Unlike Smuts, the ANC has no serious electoral rivals. Its slow unraveling will, I think, be slowed not hastened by spectacular acts of violence like this. I get the impression that there is an appetite in this land for a little bit of authoritarianism now and again. That is, as long as what functions as a crackdown is deniable behind excuses, running in parallel, of poor police training or evil instigators. What else shows the true power of a government than its tacit ability to exempt itself, from time to time, from normal legal niceties like the right to assemble, strike and breathe?

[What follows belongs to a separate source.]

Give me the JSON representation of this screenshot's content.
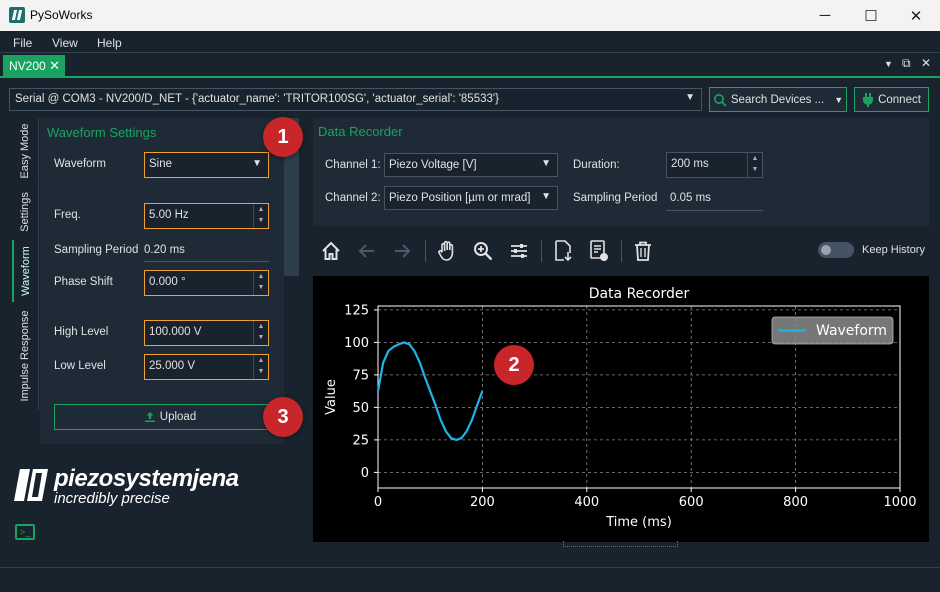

I suspect that Amcu has effectively been brought to heel by the Marikana killings, owned by Zuma himself. I also think that employers, municipal managers, police commanders and any other officials facing protest action are going to find protestors complying with ultimata to withdraw a little more swiftly than in the past. This is especially when nervous cops cock their guns. Bosses of all hues will consider this a boon. Instead of menace and the hope for an upsurge in struggle, what Marikana may end up marking is the beginning of a tripartite backlash against what government, established trade unions and business have all called ‘anarchy’. It will be a backlash bemoaned by most of those who are moved to blog but which impresses most of the rest.
Heinrich Böhmke is a labour law trainer and independent researcher.